The country that started it, thousands of years ago...

Sep 3, 2007 08:15 GMT  ·  By

They call it "purification" or euphemistically "female circumcision", but it is in fact one of the most horrific practices that survive in the 21th century Africa: the female genital mutilation (FGM). Thousands of Egyptian girls undergo it annually, but the case of Budour Ahmed Shaker, 11, dead while having undergone FGM at a private clinic in the Egyptian village Mughagha in June hurried up the government to outlaw the custom, extremely widespread in Egypt (up to 95 % of the Egyptian women could have FGM).

Still, the ban faces resistance and the practice may go underground for long as most Egyptian families still regard FGM as protecting girls' chastity.

When time comes for girls to get married (which usually does not bypass 12 years of an age), they must face this operation.

"If a girl is not purified, she will just go hook up with men. This protects women's honor. Otherwise it will become just like America here and girls will go with guys. Those who say it doesn't happen are lying 100 %. There is not one person here not circumcised, and it will continue," said Asma Said, a 16-year-old secondary school student from Mughagha.

Many of the schoolgirls in the rural areas go through the practice, even if they are afraid by the surgery.

"No one can get married without it," said one Egyptian girl.

In Senegal, for example, FGM has been forbidden since 1999, but this has just intensified the practice. Personally, I met even Senegalese people with a PhD degree that approved the practice, motivating that this way, little girls are safe from rape ? Egypt banned completely FGM after Shaker died of an excessive dose of anesthesia while being cut.

Egypt's state-appointed Grand Mufti, the government's official arbiter of Islamic law, stated in June that FGM was forbidden by Islam.

Many people make the mistake of associating this practice with Islam. But this African custom predates the Islam spread in Africa and if many Islamic African communities practice it, it's due to the African religious syncretism: they combine Islam with local religions like they do it with Christianity, too. And African Christians (including Egyptian Christians) do practice the mutilation, too.

The practice seems to have originated in Egypt, during the Pharaohs' time and could have been spread across Africa due to the Arab slave traders. In the Arab world, the practice is rare, but it is widespread, besides Egypt, in Eritrea, Ethiopia and Somalia and a large area of Western Africa.

The Egyptian type of mutilation, called Pharaonic, is the worst: it means the partial or total removal of the female external genitalia and suture of the vaginal opening, and it is also practiced in Somalia, Sudan and Eritrea. In other African areas it involves just excising the clitoris and sometimes other female genitalia.

Side effects of FGM operation are hemorrhage, shock, severe infections and sexual dysfunction. Other serious long-term health effects are also common, like urinary and reproductive tract infections, caused by obstructed flow of urine and menstrual blood, various forms of scarring and sterility.

Most circumcised Egyptian women come from poor rural families of the Nile valley in southern Egypt. About 75 % of girls circumcised in Egypt are cut by medical personnel (doctors and nurses) who receive fees of $8.85-88.50.

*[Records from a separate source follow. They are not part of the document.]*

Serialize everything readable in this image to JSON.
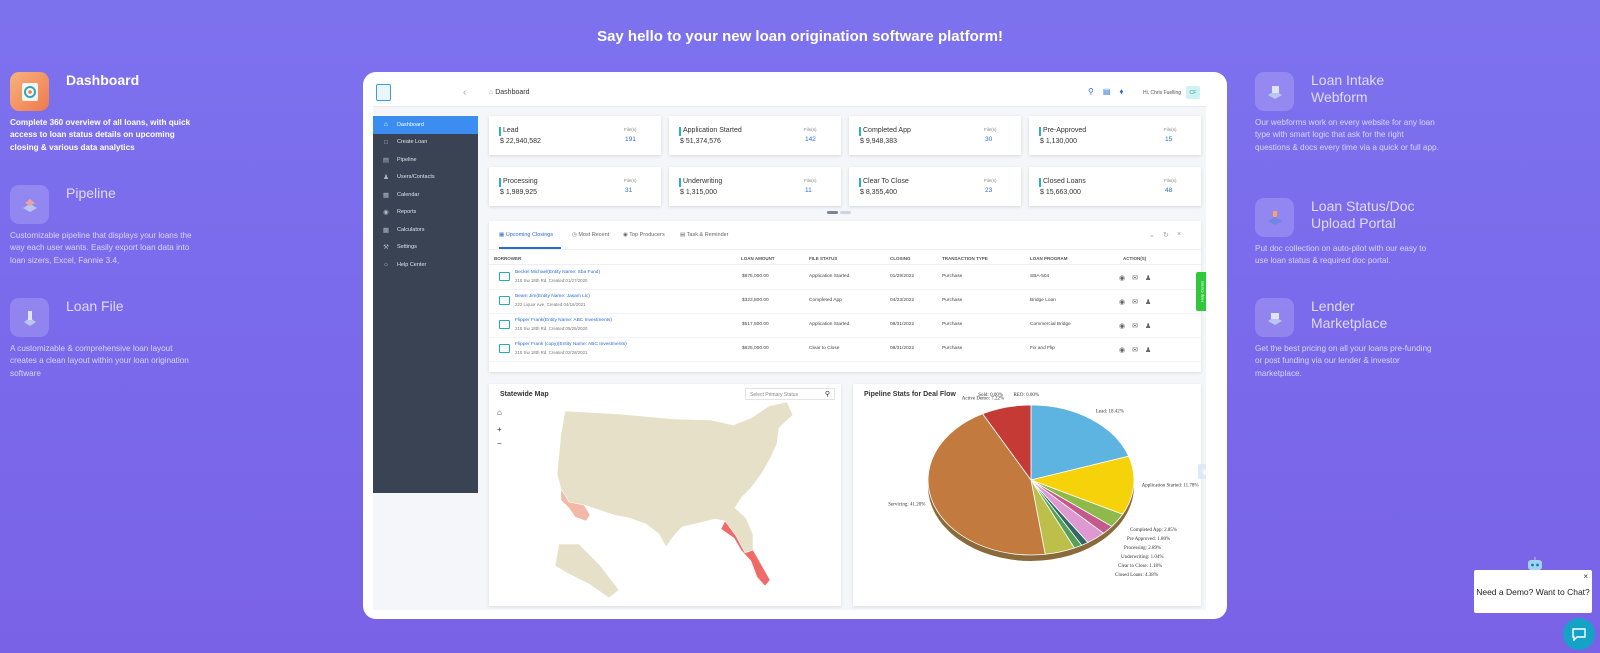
{
  "headline": "Say hello to your new loan origination software platform!",
  "features_left": [
    {
      "title": "Dashboard",
      "desc": "Complete 360 overview of all loans, with quick access to loan status details on upcoming closing & various data analytics",
      "icon": "dashboard-icon"
    },
    {
      "title": "Pipeline",
      "desc": "Customizable pipeline that displays your loans the way each user wants. Easily export loan data into loan sizers, Excel, Fannie 3.4,",
      "icon": "pipeline-icon"
    },
    {
      "title": "Loan File",
      "desc": "A customizable & comprehensive loan layout creates a clean layout within your loan origination software",
      "icon": "loan-file-icon"
    }
  ],
  "features_right": [
    {
      "title": "Loan Intake Webform",
      "desc": "Our webforms work on every website for any loan type with smart logic that ask for the right questions & docs every time via a quick or full app.",
      "icon": "webform-icon"
    },
    {
      "title": "Loan Status/Doc Upload Portal",
      "desc": "Put doc collection on auto-pilot with our easy to use loan status & required doc portal.",
      "icon": "portal-icon"
    },
    {
      "title": "Lender Marketplace",
      "desc": "Get the best pricing on all your loans pre-funding or post funding via our lender & investor marketplace.",
      "icon": "marketplace-icon"
    }
  ],
  "app": {
    "breadcrumb": "Dashboard",
    "greeting": "Hi, Chris Fuelling",
    "avatar": "CF",
    "sidebar": [
      {
        "label": "Dashboard",
        "icon": "home-icon",
        "active": true
      },
      {
        "label": "Create Loan",
        "icon": "create-icon"
      },
      {
        "label": "Pipeline",
        "icon": "pipeline-icon"
      },
      {
        "label": "Users/Contacts",
        "icon": "users-icon"
      },
      {
        "label": "Calendar",
        "icon": "calendar-icon"
      },
      {
        "label": "Reports",
        "icon": "reports-icon"
      },
      {
        "label": "Calculators",
        "icon": "calculator-icon"
      },
      {
        "label": "Settings",
        "icon": "settings-icon"
      },
      {
        "label": "Help Center",
        "icon": "help-icon"
      }
    ],
    "cards": [
      {
        "label": "Lead",
        "amount": "$ 22,940,582",
        "files_label": "File(s)",
        "files": "191"
      },
      {
        "label": "Application Started",
        "amount": "$ 51,374,576",
        "files_label": "File(s)",
        "files": "142"
      },
      {
        "label": "Completed App",
        "amount": "$ 9,948,383",
        "files_label": "File(s)",
        "files": "30"
      },
      {
        "label": "Pre-Approved",
        "amount": "$ 1,130,000",
        "files_label": "File(s)",
        "files": "15"
      },
      {
        "label": "Processing",
        "amount": "$ 1,989,925",
        "files_label": "File(s)",
        "files": "31"
      },
      {
        "label": "Underwriting",
        "amount": "$ 1,315,000",
        "files_label": "File(s)",
        "files": "11"
      },
      {
        "label": "Clear To Close",
        "amount": "$ 8,355,400",
        "files_label": "File(s)",
        "files": "23"
      },
      {
        "label": "Closed Loans",
        "amount": "$ 15,663,000",
        "files_label": "File(s)",
        "files": "48"
      }
    ],
    "tabs": [
      "Upcoming Closings",
      "Most Recent",
      "Top Producers",
      "Task & Reminder"
    ],
    "columns": [
      "BORROWER",
      "LOAN AMOUNT",
      "FILE STATUS",
      "CLOSING",
      "TRANSACTION TYPE",
      "LOAN PROGRAM",
      "ACTION(S)"
    ],
    "rows": [
      {
        "name": "Beckel Michael(Entity Name: Sba Fund)",
        "addr": "215 Sw 18th Rd, Created:01/27/2020",
        "amount": "$875,000.00",
        "status": "Application Started",
        "closing": "01/29/2022",
        "type": "Purchase",
        "program": "SBA-504"
      },
      {
        "name": "Beam Jim(Entity Name: Jasam Llc)",
        "addr": "222 Liquor Ave, Created:04/16/2021",
        "amount": "$323,800.00",
        "status": "Completed App",
        "closing": "04/23/2022",
        "type": "Purchase",
        "program": "Bridge Loan"
      },
      {
        "name": "Flipper Frank(Entity Name: ABC Investments)",
        "addr": "215 Sw 18th Rd, Created:05/25/2020",
        "amount": "$517,500.00",
        "status": "Application Started",
        "closing": "08/31/2022",
        "type": "Purchase",
        "program": "Commercial Bridge"
      },
      {
        "name": "Flipper Frank (copy)(Entity Name: ABC Investments)",
        "addr": "215 Sw 18th Rd, Created:02/28/2021",
        "amount": "$625,000.00",
        "status": "Clear to Close",
        "closing": "08/31/2022",
        "type": "Purchase",
        "program": "Fix and Flip"
      }
    ],
    "help_tab": "Help Center",
    "map_title": "Statewide Map",
    "map_select": "Select Primary Status",
    "pie_title": "Pipeline Stats for Deal Flow",
    "chat_text": "Need a Demo? Want to Chat?"
  },
  "chart_data": {
    "type": "pie",
    "title": "Pipeline Stats for Deal Flow",
    "slices": [
      {
        "label": "Lead: 18.42%",
        "value": 18.42,
        "color": "#5db4e0"
      },
      {
        "label": "Application Started: 11.78%",
        "value": 11.78,
        "color": "#f6d20b"
      },
      {
        "label": "Completed App: 2.85%",
        "value": 2.85,
        "color": "#8dba4b"
      },
      {
        "label": "Pre Approved: 1.80%",
        "value": 1.8,
        "color": "#c45a8c"
      },
      {
        "label": "Processing: 2.89%",
        "value": 2.89,
        "color": "#de9ad0"
      },
      {
        "label": "Underwriting: 1.04%",
        "value": 1.04,
        "color": "#2f6b62"
      },
      {
        "label": "Clear to Close: 1.18%",
        "value": 1.18,
        "color": "#58a058"
      },
      {
        "label": "Closed Loans: 4.38%",
        "value": 4.38,
        "color": "#bcc04a"
      },
      {
        "label": "Servicing: 41.20%",
        "value": 41.2,
        "color": "#c27a3f"
      },
      {
        "label": "Active Demo: 7.22%",
        "value": 7.22,
        "color": "#c53a35"
      },
      {
        "label": "Sold: 0.00%",
        "value": 0.0001,
        "color": "#444444"
      },
      {
        "label": "REO: 0.00%",
        "value": 0.0001,
        "color": "#777777"
      }
    ]
  }
}
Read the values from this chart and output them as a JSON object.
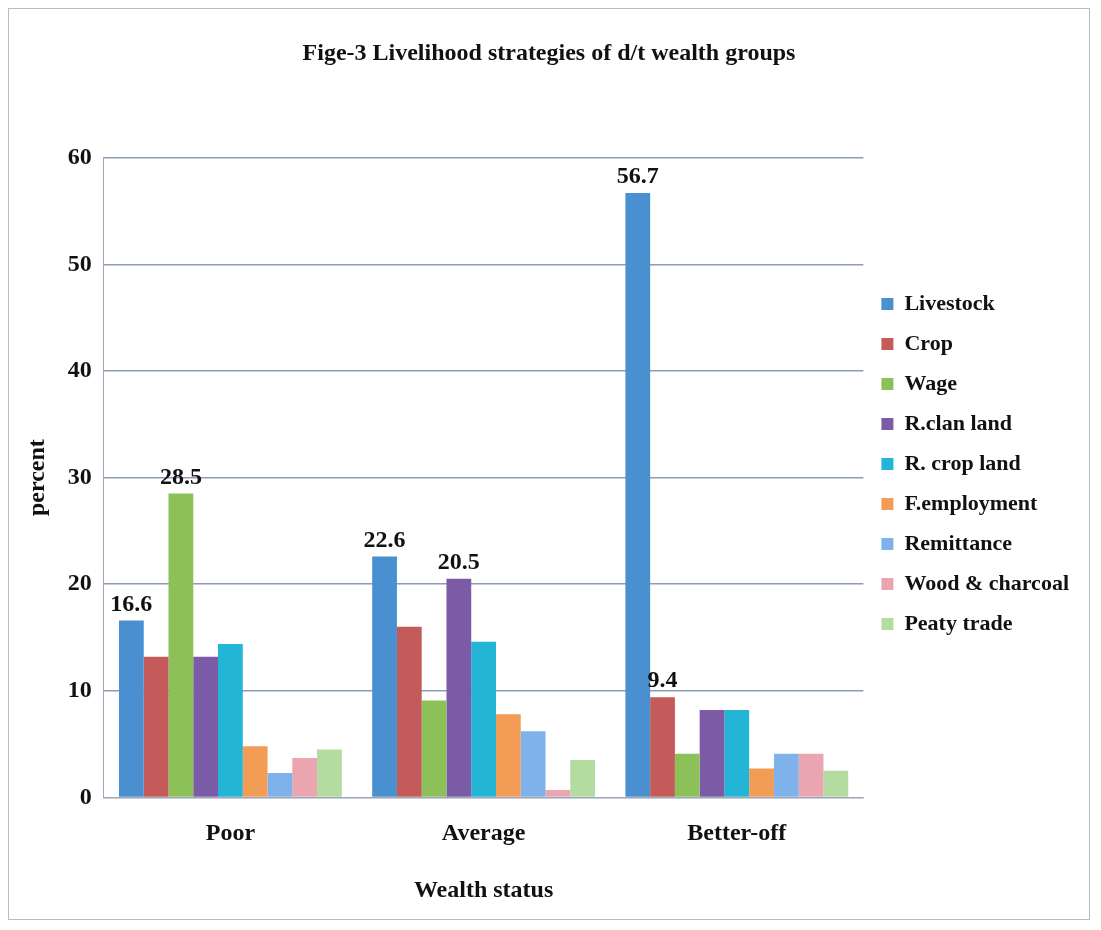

In most African countries, the conditions are highly unhygienic (not to mentioning that the operation is performed without anesthetics) and the tool employed can be in many cases an oxidized blade. Due to these conditions, many girls get severe infections after the operation, which in some of the cases are even deadly if untreated. The procedure, when performed without any anesthetic, can lead to death through shock from immense pain or excessive bleeding.

In Egypt, a handful of girls die annually, due to a wrong dose of anesthesia or from hemorrhage or other complications, but around Africa, the annual toll is over 3,000.

"Some doctors, so that they feel better about themselves and more ethical in a way, say: 'I'll prick her' so she bleeds and her parents are happy ... I've heard a lot of doctors saying if I don't do it they will go to my fellow doctor who will do it," said Yasmine Wahba, child protection officer at UNICEF.

The government ban just made doctors demand higher fees to compensate the higher risk. In the southern locality of Edfu, a 7-year-old girl was brought to hospital in July after she bled while being cut in a village clinic. In another case, a nurse in a town south of Cairo operated 3 girls in just one day in their homes. The woman confessed and could spend up to two years in jail.

"At least the doctors will be scared. They will be scared because there is a lot of talk now of enforcing the law." said Wahba, During colonial times, in some countries, like Kenya, the FGM was used as a form of resistance against the colonial will. In other African countries, too, there is a legislation that forbids the practice, but has no control mechanisms. Such is the case in Burkina Faso, Central African Republic, Ivory Coast, Djibouti, Guinea, Tanzania, Togo.

The most famous victim of the FGM is the Somali fashion model Waris Dirie, whose horrific experience is related in the autobiographic book "Desert flower".